In this case, the research team chose the halide perovskite as the material for the nano laser. Traditional lasers consist of two key components: one is an active medium that allows coherent stimulated emission, and the other is an optical resonator that helps limit electromagnetic energy to the interior for a long time. Perovskite can provide these two characteristics at the same time: a specific shape of nanoparticles can be used as both an active medium and an effective resonator.




As a result, scientists succeeded in producing cube-shaped particles with a size of 310 nanometers. When excited by femtosecond laser pulses, they can generate laser radiation at room temperature.




Ekaterina Tiguntseva, a junior researcher at ITMO University and co-author of the paper, said: "We used a femtosecond laser pulse to pump the nano laser and irradiated the isolated nano particles until the laser generation threshold of a specific pump intensity was reached. After that, the nano particles Start working like a typical laser. We proved that this nano laser can work in at least one million excitation cycles."




Advantages of the smallest semiconductor laser




The uniqueness of the nano laser developed this time is not limited to its small size. The newly designed nano particles can effectively limit the stimulated emission energy, thereby providing a sufficiently high electromagnetic field magnification for generating laser light.

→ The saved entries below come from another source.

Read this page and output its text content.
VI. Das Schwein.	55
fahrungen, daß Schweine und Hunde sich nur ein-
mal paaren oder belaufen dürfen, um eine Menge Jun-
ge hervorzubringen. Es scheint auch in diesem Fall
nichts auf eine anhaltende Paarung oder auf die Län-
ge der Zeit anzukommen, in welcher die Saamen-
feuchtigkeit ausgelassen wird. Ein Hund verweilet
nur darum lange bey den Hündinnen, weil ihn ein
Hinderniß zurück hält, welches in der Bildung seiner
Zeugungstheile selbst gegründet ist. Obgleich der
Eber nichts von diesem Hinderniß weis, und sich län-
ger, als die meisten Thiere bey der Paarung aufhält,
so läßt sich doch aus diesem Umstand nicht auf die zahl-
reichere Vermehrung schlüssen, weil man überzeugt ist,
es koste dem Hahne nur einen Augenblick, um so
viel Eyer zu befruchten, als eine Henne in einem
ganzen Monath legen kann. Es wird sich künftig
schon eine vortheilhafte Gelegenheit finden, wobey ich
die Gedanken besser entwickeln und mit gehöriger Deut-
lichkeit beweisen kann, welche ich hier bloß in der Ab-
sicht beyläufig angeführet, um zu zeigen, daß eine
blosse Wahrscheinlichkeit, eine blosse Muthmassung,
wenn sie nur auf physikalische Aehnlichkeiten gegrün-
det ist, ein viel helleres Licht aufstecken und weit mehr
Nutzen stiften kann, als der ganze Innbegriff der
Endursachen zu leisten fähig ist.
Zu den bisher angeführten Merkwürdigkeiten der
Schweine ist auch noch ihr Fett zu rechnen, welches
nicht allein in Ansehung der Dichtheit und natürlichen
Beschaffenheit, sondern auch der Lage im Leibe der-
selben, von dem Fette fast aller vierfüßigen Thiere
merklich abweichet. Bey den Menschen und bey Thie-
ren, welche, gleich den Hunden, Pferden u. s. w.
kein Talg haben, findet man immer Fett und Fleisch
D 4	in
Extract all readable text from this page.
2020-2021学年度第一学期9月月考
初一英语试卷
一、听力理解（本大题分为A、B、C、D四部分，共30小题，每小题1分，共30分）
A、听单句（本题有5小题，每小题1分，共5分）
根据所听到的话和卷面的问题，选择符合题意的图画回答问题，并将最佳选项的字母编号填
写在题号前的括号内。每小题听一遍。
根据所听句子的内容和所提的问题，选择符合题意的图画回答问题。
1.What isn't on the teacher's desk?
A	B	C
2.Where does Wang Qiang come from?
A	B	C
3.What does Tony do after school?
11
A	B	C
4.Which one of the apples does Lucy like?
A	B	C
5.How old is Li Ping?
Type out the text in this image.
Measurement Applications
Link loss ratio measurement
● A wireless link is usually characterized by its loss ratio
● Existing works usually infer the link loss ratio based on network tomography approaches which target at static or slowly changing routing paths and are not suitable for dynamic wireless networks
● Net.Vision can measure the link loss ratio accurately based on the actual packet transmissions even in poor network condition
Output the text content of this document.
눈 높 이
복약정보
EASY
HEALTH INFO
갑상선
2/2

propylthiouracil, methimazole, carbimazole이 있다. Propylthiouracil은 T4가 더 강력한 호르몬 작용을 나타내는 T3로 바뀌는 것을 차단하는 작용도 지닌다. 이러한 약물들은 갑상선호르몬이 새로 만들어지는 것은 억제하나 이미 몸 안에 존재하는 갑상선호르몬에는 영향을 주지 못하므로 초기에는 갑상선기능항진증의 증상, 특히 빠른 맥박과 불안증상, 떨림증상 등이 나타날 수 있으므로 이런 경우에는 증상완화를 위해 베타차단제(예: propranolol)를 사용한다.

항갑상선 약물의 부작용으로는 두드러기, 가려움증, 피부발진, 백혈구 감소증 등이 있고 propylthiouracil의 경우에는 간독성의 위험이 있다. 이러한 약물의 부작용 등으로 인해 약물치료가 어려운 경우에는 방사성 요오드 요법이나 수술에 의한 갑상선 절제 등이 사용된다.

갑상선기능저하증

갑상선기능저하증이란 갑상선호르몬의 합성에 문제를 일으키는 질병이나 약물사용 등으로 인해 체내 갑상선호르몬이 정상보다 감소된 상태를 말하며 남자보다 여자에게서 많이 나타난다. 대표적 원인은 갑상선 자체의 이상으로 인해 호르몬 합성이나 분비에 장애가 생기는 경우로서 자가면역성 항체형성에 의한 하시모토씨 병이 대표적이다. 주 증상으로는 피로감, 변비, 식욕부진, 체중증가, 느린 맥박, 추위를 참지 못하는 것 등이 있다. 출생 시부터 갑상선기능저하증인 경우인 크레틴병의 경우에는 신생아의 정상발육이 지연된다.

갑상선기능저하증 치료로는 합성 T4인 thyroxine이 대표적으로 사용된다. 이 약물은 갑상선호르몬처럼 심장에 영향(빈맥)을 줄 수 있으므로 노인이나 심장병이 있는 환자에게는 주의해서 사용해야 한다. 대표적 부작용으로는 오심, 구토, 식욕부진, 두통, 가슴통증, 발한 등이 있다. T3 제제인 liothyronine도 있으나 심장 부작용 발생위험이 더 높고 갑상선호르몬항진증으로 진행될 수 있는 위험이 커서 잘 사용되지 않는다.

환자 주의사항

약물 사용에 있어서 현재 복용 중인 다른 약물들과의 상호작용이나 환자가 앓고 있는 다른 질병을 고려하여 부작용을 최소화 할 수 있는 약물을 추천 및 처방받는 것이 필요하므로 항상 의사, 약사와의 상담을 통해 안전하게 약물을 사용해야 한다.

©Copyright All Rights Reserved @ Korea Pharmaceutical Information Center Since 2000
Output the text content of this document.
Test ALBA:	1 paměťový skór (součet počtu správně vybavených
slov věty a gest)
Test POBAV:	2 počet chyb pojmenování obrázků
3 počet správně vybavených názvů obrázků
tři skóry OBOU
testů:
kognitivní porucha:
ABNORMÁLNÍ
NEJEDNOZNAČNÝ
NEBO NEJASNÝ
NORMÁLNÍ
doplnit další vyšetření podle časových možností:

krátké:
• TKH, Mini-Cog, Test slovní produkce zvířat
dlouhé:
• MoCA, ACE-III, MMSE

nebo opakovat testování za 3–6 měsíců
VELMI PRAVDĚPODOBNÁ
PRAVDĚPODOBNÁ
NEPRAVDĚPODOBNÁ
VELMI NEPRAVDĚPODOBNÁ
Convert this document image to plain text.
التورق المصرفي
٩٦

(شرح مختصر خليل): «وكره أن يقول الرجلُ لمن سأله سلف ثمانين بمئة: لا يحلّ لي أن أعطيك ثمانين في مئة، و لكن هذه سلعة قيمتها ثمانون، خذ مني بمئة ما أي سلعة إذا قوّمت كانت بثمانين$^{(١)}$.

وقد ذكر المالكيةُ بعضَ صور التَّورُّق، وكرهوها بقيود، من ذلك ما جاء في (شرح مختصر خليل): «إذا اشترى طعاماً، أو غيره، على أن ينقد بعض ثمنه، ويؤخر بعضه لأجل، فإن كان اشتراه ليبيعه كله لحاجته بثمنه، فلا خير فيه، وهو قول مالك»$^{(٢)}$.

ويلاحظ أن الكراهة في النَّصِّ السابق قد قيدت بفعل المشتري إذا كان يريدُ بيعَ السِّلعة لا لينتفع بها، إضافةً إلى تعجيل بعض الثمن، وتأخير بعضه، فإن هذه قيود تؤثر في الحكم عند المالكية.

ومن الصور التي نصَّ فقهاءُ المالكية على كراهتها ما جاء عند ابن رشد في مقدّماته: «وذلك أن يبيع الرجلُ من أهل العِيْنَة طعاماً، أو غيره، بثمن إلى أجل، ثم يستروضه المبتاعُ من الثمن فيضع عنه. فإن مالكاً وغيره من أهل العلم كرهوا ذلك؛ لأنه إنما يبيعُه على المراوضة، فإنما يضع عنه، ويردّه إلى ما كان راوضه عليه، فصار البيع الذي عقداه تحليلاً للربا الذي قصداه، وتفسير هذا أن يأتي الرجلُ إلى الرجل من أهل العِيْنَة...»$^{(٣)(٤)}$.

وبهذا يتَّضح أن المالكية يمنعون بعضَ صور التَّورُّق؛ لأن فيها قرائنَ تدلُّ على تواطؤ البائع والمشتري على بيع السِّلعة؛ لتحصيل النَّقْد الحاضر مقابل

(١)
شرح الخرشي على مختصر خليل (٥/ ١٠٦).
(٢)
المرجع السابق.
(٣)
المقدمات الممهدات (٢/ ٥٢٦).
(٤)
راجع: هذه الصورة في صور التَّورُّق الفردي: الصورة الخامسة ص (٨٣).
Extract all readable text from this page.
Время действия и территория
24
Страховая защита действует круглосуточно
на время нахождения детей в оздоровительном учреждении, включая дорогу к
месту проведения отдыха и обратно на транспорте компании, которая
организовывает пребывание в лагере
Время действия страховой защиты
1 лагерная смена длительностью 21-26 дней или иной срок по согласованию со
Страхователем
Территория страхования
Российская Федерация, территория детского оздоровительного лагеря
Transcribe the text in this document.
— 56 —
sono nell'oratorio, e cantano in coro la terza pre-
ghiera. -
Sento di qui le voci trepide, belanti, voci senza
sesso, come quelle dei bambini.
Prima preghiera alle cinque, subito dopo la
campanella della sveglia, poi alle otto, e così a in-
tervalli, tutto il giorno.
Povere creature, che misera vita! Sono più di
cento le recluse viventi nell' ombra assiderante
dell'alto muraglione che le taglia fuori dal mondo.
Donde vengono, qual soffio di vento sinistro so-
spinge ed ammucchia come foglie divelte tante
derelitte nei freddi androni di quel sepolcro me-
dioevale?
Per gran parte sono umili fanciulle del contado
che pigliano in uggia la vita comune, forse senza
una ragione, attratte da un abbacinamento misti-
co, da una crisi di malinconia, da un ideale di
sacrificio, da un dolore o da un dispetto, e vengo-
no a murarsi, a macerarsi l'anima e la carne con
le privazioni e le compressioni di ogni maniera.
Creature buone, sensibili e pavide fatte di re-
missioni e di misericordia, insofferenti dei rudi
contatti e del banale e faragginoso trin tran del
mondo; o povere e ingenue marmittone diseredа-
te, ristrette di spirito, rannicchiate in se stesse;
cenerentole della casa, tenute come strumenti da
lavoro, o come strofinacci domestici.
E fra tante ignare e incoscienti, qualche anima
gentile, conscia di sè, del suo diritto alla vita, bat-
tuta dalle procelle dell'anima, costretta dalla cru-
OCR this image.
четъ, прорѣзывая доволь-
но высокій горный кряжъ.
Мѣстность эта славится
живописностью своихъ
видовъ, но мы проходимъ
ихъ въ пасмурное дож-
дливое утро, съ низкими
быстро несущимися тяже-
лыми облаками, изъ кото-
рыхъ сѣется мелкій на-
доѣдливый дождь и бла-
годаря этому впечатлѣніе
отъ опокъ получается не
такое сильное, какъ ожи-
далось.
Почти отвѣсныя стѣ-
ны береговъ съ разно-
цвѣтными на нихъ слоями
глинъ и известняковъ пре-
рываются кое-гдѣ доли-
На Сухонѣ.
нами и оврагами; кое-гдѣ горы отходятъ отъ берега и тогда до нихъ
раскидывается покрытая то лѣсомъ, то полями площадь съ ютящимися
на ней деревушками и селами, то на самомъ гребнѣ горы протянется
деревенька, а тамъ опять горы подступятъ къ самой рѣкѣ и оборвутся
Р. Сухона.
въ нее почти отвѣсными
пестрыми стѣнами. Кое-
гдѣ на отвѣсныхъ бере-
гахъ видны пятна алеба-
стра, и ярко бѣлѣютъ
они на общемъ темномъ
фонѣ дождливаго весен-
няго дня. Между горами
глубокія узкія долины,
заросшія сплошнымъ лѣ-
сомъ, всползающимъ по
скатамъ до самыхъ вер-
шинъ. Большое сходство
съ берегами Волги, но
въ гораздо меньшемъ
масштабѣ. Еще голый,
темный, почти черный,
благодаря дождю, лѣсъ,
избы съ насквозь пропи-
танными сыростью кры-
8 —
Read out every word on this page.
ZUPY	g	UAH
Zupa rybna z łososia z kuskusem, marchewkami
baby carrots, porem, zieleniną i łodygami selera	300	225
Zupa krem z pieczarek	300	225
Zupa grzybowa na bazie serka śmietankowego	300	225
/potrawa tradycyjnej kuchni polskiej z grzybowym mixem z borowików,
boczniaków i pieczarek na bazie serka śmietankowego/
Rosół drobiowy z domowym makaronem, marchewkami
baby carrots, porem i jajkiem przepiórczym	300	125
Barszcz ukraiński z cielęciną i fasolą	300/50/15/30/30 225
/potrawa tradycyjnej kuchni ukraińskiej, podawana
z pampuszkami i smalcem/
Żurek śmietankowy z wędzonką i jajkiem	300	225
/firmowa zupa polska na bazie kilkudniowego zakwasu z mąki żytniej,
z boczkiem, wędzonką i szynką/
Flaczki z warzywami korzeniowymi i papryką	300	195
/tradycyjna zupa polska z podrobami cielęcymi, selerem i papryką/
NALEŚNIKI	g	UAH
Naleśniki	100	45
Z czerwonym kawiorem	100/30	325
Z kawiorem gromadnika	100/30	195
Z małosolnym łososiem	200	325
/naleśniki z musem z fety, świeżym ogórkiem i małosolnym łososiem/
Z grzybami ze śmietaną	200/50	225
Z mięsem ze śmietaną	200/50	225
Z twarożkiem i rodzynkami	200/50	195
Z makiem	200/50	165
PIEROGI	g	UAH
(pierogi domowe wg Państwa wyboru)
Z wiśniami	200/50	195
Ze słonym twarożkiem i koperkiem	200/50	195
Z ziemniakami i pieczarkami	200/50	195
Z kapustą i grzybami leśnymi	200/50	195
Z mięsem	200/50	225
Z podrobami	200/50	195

Kirrill Koshelev, a junior researcher at ITMO University and one of the co-authors of the article, explained: "Our idea is that laser generation is a threshold process. You use laser pulses to excite nanoparticles at a specific "threshold" intensity of an external light source. Particles start to produce laser emission. If you can’t limit the light to a good enough range, there will be no laser emission. In experiments that used other materials and systems but had similar ideas, it was shown that fourth-order or fifth-order Mie can be used. Resonance, that is, resonance at the wavelength of light, the frequency of the laser generated inside the material is suitable for four to five times the volume of the cavity. We have proved that our nanoparticles support third-order Mie resonance, which has never been done before, in other words , We can generate coherent excitation emission under the condition that the resonator size is equal to the three light wavelengths inside the material."




It is worth noting that no external pressure or very low temperature is required to make the nanoparticles act as lasers, and all the effects described in the study were generated at normal atmospheric pressure and room temperature. This makes the technology attractive for experts focused on creating optical chips, sensors, and other devices that use light to transmit and process information, including chips used in optical computers.




The benefit of lasers operating in the visible range is that they are smaller than red and infrared light sources with the same characteristics when all other characteristics are the same. The fact is that the volume of small nanoparticle lasers usually has a cubic relationship with the emitted wavelength, and because the wavelength of green light is three times smaller than the wavelength of infrared light, the limit of miniaturization is much larger for green lasers, which is The optical computer system's production of ultra-compact components is critical.